То, что Кязим бывал в нашем доме, я узнал уже в Казахстане. Бывало, отец в долгие зимние вечера – электричества не было, печку топили соломой – рассказывал нам о Мечиеве. Каким он был, что говорил, как поступал, что написал. Когда на селение обрушился сель и много людей погибло, выразить соболезнование верхнечегемцам пришел и Кязим-хаджи. Он остановился в доме моего деда Османа. Отец рассказывал, что Кязим сказал ему так: «Сынок, тебе, конечно, известно, что чем больше другим отдаешь, тем меньше у тебя остает­ся.

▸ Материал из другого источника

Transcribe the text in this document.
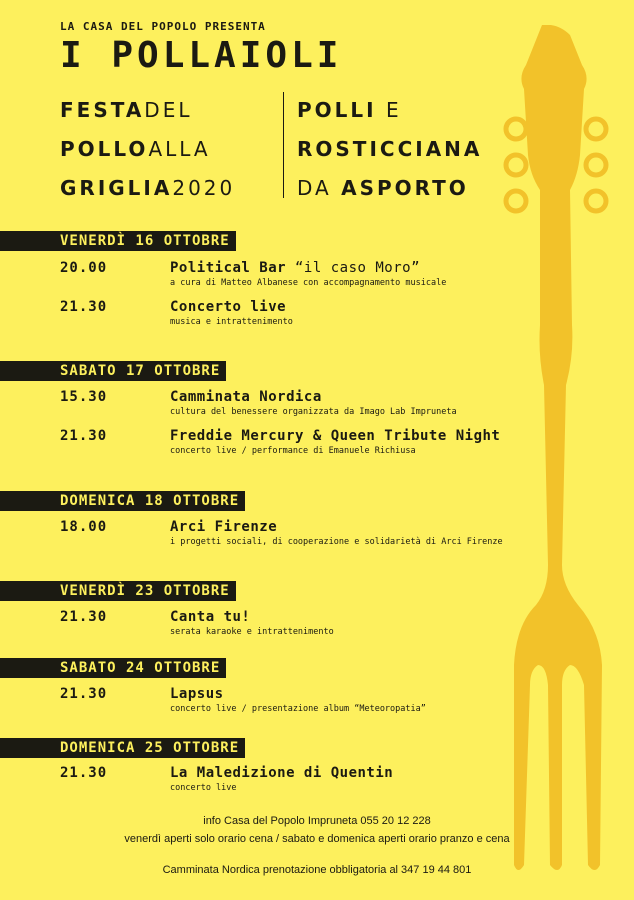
LA CASA DEL POPOLO PRESENTA
I POLLAIOLI
FESTADEL
POLLOALLA
GRIGLIA2020
POLLI E
ROSTICCIANA
DA ASPORTO
VENERDÌ 16 OTTOBRE
20.00	Political Bar “il caso Moro”
a cura di Matteo Albanese con accompagnamento musicale
21.30	Concerto live
musica e intrattenimento
SABATO 17 OTTOBRE
15.30	Camminata Nordica
cultura del benessere organizzata da Imago Lab Impruneta
21.30	Freddie Mercury & Queen Tribute Night
concerto live / performance di Emanuele Richiusa
DOMENICA 18 OTTOBRE
18.00	Arci Firenze
i progetti sociali, di cooperazione e solidarietà di Arci Firenze
VENERDÌ 23 OTTOBRE
21.30	Canta tu!
serata karaoke e intrattenimento
SABATO 24 OTTOBRE
21.30	Lapsus
concerto live / presentazione album “Meteoropatia”
DOMENICA 25 OTTOBRE
21.30	La Maledizione di Quentin
concerto live
info Casa del Popolo Impruneta 055 20 12 228
venerdì aperti solo orario cena / sabato e domenica aperti orario pranzo e cena
Camminata Nordica prenotazione obbligatoria al 347 19 44 801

А знаешь ли ты, что в мире есть нечто – чем больше его ты отдашь, тем больше у тебя его прибавится? Это знания», – пояснил Кя­зим, и ответ его отец запомнил на всю жизнь, часто повторяя нам эту притчу-загадку. Потом Кайсын Кулиев написал пьесу об этом – «Есть на свете любовь». (В ней я, кстати, сыграл роль учителя Салима, про­тотипом которого являлся мой отец. Мой герой часто цитировал са­мого Кязима, повторяя историю, рассказанную мне отцом).

Я участвовал в школьной самодеятельности, мы ставили небольшие пьесы, доверяли мне роль конферансье. И поэтому, когда вернулись на родину, меня сразу приняли в театр – в 1957 году его восстановили при кабардинском театре, а первой постановкой стала пьеса И. Боташева «Рассвет в горах».

Начались репетиции – мне дали роль пулеметчика Махмуда, но выйти на сцену не пришлось: призвали в армию. После службы я вернулся в театр. Играл – и много, в том числе и в спектакле Ибрагима Мамеева «Раненый тур». Именно в процессе работы над пьесой мне открылось значение и величие мечиевского гения, его судьбоносность, его великая миссия.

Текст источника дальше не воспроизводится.